Ultrathin (0.3-3 nm) metal dichalcogenides exhibit confinement of carriers, evolution of band-structure and photophysical properties with thickness, high on/off rectification (in MoS2, WS2, and so forth) and high thermal absorption. Here, we leverage the stable sulfur/nobel-metal binding to incorporate highly capacitive gold nanoparticles (Au NPs) onto MoS2 to raise the effective gate-voltage by an order of magnitude. Functionalization is achieved via both diffusion limited aggregation and instantaneous reaction arresting (using microwaves) with selective deposition on crystallographic edges (with 60° displacement).

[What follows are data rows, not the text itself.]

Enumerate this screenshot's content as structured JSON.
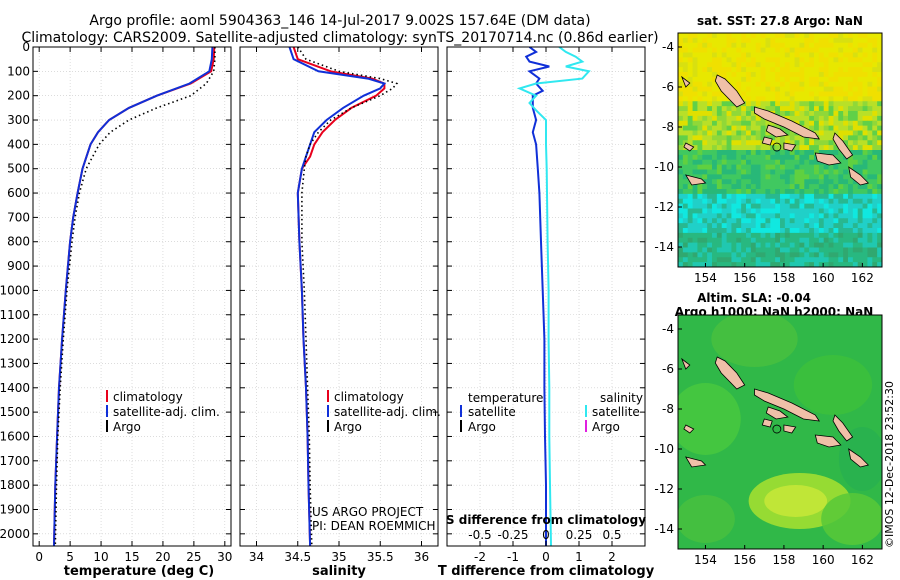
{
  "header": {
    "line1": "Argo profile: aoml 5904363_146 14-Jul-2017 9.002S 157.64E (DM data)",
    "line2": "Climatology: CARS2009. Satellite-adjusted climatology: synTS_20170714.nc (0.86d earlier)"
  },
  "credit": {
    "project": "US ARGO PROJECT",
    "pi": "PI: DEAN ROEMMICH",
    "stamp": "©IMOS 12-Dec-2018 23:52:30"
  },
  "colors": {
    "climatology": "#e8001c",
    "satellite": "#1030d8",
    "argo": "#000000",
    "sat_salinity": "#30e8f0",
    "argo_salinity": "#e020e0",
    "land": "#f0c0a8"
  },
  "chart_data": [
    {
      "type": "line",
      "id": "temperature",
      "xlabel": "temperature (deg C)",
      "xlim": [
        -1,
        31
      ],
      "xticks": [
        0,
        5,
        10,
        15,
        20,
        25,
        30
      ],
      "ylim": [
        0,
        2050
      ],
      "yticks": [
        0,
        100,
        200,
        300,
        400,
        500,
        600,
        700,
        800,
        900,
        1000,
        1100,
        1200,
        1300,
        1400,
        1500,
        1600,
        1700,
        1800,
        1900,
        2000
      ],
      "depth": [
        0,
        50,
        100,
        150,
        200,
        250,
        300,
        350,
        400,
        500,
        600,
        700,
        800,
        1000,
        1200,
        1400,
        1600,
        1800,
        2050
      ],
      "legend": {
        "labels": [
          "climatology",
          "satellite-adj. clim.",
          "Argo"
        ]
      },
      "series": [
        {
          "name": "climatology",
          "style": "solid",
          "color_key": "climatology",
          "values": [
            28.3,
            28.2,
            27.8,
            24.5,
            19.0,
            14.5,
            11.3,
            9.5,
            8.3,
            7.0,
            6.2,
            5.5,
            5.0,
            4.3,
            3.7,
            3.2,
            2.9,
            2.6,
            2.4
          ]
        },
        {
          "name": "satellite-adj. clim.",
          "style": "solid",
          "color_key": "satellite",
          "values": [
            28.0,
            27.9,
            27.5,
            24.3,
            19.0,
            14.5,
            11.3,
            9.5,
            8.3,
            7.0,
            6.2,
            5.5,
            5.0,
            4.3,
            3.7,
            3.2,
            2.9,
            2.6,
            2.4
          ]
        },
        {
          "name": "Argo",
          "style": "dotted",
          "color_key": "argo",
          "values": [
            28.4,
            28.4,
            28.2,
            27.0,
            24.5,
            19.0,
            14.5,
            11.5,
            9.7,
            7.6,
            6.5,
            5.8,
            5.3,
            4.5,
            3.9,
            3.4,
            3.0,
            2.8,
            2.6
          ]
        }
      ]
    },
    {
      "type": "line",
      "id": "salinity",
      "xlabel": "salinity",
      "xlim": [
        33.8,
        36.2
      ],
      "xticks": [
        34,
        34.5,
        35,
        35.5,
        36
      ],
      "ylim": [
        0,
        2050
      ],
      "depth": [
        0,
        50,
        100,
        130,
        150,
        170,
        200,
        250,
        300,
        350,
        400,
        450,
        500,
        600,
        800,
        1000,
        1200,
        1400,
        1600,
        1800,
        2050
      ],
      "legend": {
        "labels": [
          "climatology",
          "satellite-adj. clim.",
          "Argo"
        ]
      },
      "series": [
        {
          "name": "climatology",
          "style": "solid",
          "color_key": "climatology",
          "values": [
            34.45,
            34.5,
            34.9,
            35.4,
            35.55,
            35.55,
            35.45,
            35.15,
            34.95,
            34.8,
            34.7,
            34.65,
            34.55,
            34.5,
            34.52,
            34.55,
            34.57,
            34.6,
            34.62,
            34.63,
            34.65
          ]
        },
        {
          "name": "satellite-adj. clim.",
          "style": "solid",
          "color_key": "satellite",
          "values": [
            34.4,
            34.45,
            34.75,
            35.35,
            35.55,
            35.5,
            35.3,
            35.05,
            34.85,
            34.7,
            34.65,
            34.6,
            34.55,
            34.5,
            34.52,
            34.55,
            34.57,
            34.6,
            34.62,
            34.63,
            34.65
          ]
        },
        {
          "name": "Argo",
          "style": "dotted",
          "color_key": "argo",
          "values": [
            34.5,
            34.6,
            35.0,
            35.5,
            35.7,
            35.65,
            35.5,
            35.15,
            34.9,
            34.75,
            34.65,
            34.6,
            34.58,
            34.55,
            34.55,
            34.58,
            34.6,
            34.62,
            34.64,
            34.65,
            34.67
          ]
        }
      ]
    },
    {
      "type": "line",
      "id": "difference",
      "xlabel": "T difference from climatology",
      "xlabel_top": "S difference from climatology",
      "xlim": [
        -3,
        3
      ],
      "xticks": [
        -2,
        -1,
        0,
        1,
        2
      ],
      "xticks_labels": [
        "-2",
        "-1",
        "0",
        "1",
        "2"
      ],
      "top_ticks": [
        -2,
        -1,
        0,
        1,
        2
      ],
      "top_tick_labels": [
        "-0.5",
        "-0.25",
        "0",
        "0.25",
        "0.5"
      ],
      "ylim": [
        0,
        2050
      ],
      "depth_t": [
        0,
        20,
        40,
        60,
        80,
        100,
        130,
        150,
        180,
        200,
        250,
        300,
        350,
        400,
        500,
        600,
        800,
        1000,
        1200,
        1400,
        1600,
        1800,
        2050
      ],
      "depth_s": [
        0,
        20,
        40,
        60,
        80,
        100,
        130,
        150,
        170,
        200,
        230,
        260,
        300,
        350,
        400,
        500,
        600,
        800,
        1000,
        1200,
        1400,
        1600,
        1800,
        2050
      ],
      "legend": {
        "temperature_title": "temperature",
        "salinity_title": "salinity",
        "labels": [
          "satellite",
          "Argo",
          "satellite",
          "Argo"
        ]
      },
      "series": [
        {
          "name": "temperature satellite",
          "style": "solid",
          "color_key": "satellite",
          "values": [
            -0.5,
            -0.3,
            -0.6,
            -0.5,
            0.1,
            -0.5,
            -0.2,
            -0.3,
            -0.1,
            -0.4,
            -0.4,
            -0.3,
            -0.4,
            -0.3,
            -0.25,
            -0.2,
            -0.15,
            -0.1,
            -0.05,
            -0.05,
            -0.03,
            0.0,
            0.0
          ]
        },
        {
          "name": "salinity satellite",
          "style": "solid",
          "color_key": "sat_salinity",
          "values": [
            0.4,
            0.6,
            0.9,
            1.1,
            0.6,
            1.3,
            1.1,
            -0.3,
            -0.8,
            -0.3,
            -0.5,
            -0.3,
            0.0,
            0.0,
            0.0,
            0.02,
            0.03,
            0.05,
            0.08,
            0.08,
            0.1,
            0.1,
            0.12,
            0.15
          ]
        }
      ]
    },
    {
      "type": "heatmap",
      "id": "sst-map",
      "title": "sat. SST: 27.8 Argo: NaN",
      "xlim": [
        152.6,
        163
      ],
      "ylim": [
        -15,
        -3.3
      ],
      "xticks": [
        154,
        156,
        158,
        160,
        162
      ],
      "yticks": [
        -4,
        -6,
        -8,
        -10,
        -12,
        -14
      ],
      "profile_location": [
        157.64,
        -9.002
      ]
    },
    {
      "type": "heatmap",
      "id": "sla-map",
      "title": "Altim. SLA: -0.04",
      "subtitle": "Argo h1000: NaN h2000: NaN",
      "xlim": [
        152.6,
        163
      ],
      "ylim": [
        -15,
        -3.3
      ],
      "xticks": [
        154,
        156,
        158,
        160,
        162
      ],
      "yticks": [
        -4,
        -6,
        -8,
        -10,
        -12,
        -14
      ],
      "profile_location": [
        157.64,
        -9.002
      ]
    }
  ]
}
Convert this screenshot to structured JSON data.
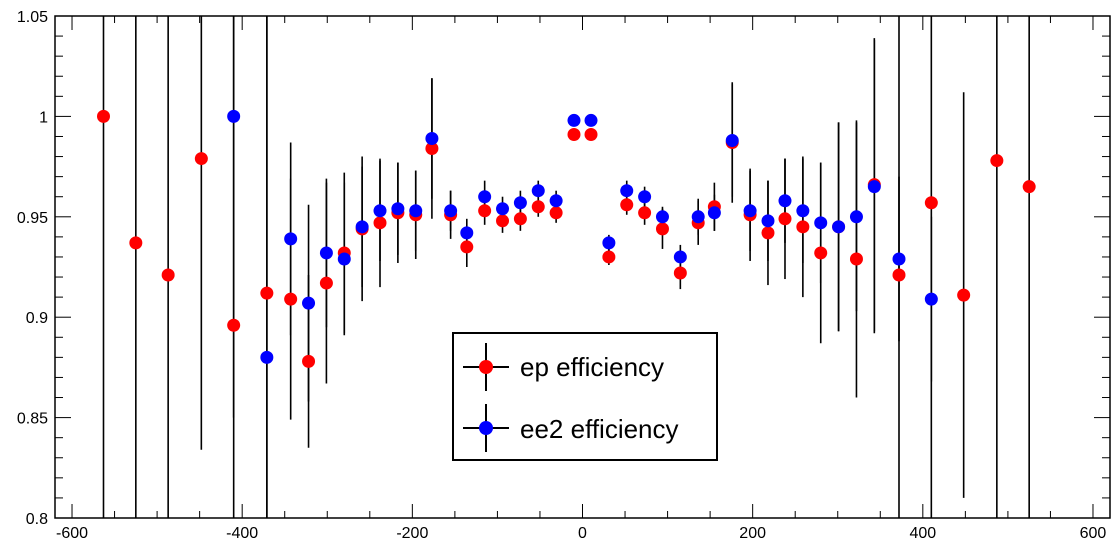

The electrical, thermal, and Raman studies show a highly capacitive interaction between Au NP and MoS2 flakes (CAu-MoS2 = 2.17 μF/cm(2)), a low Schottky barrier (14.52 meV), a reduced carrier-transport thermal-barrier (253 to 44.18 meV after Au NP functionalization), and increased thermal conductivity (from 15 to 23 W/mK post NP deposition). The process could be employed to attach electrodes to heterostructures of graphene and MoS2, where a gold film could be grown to act as an electron-tunneling gate-electrode connected to MoS2.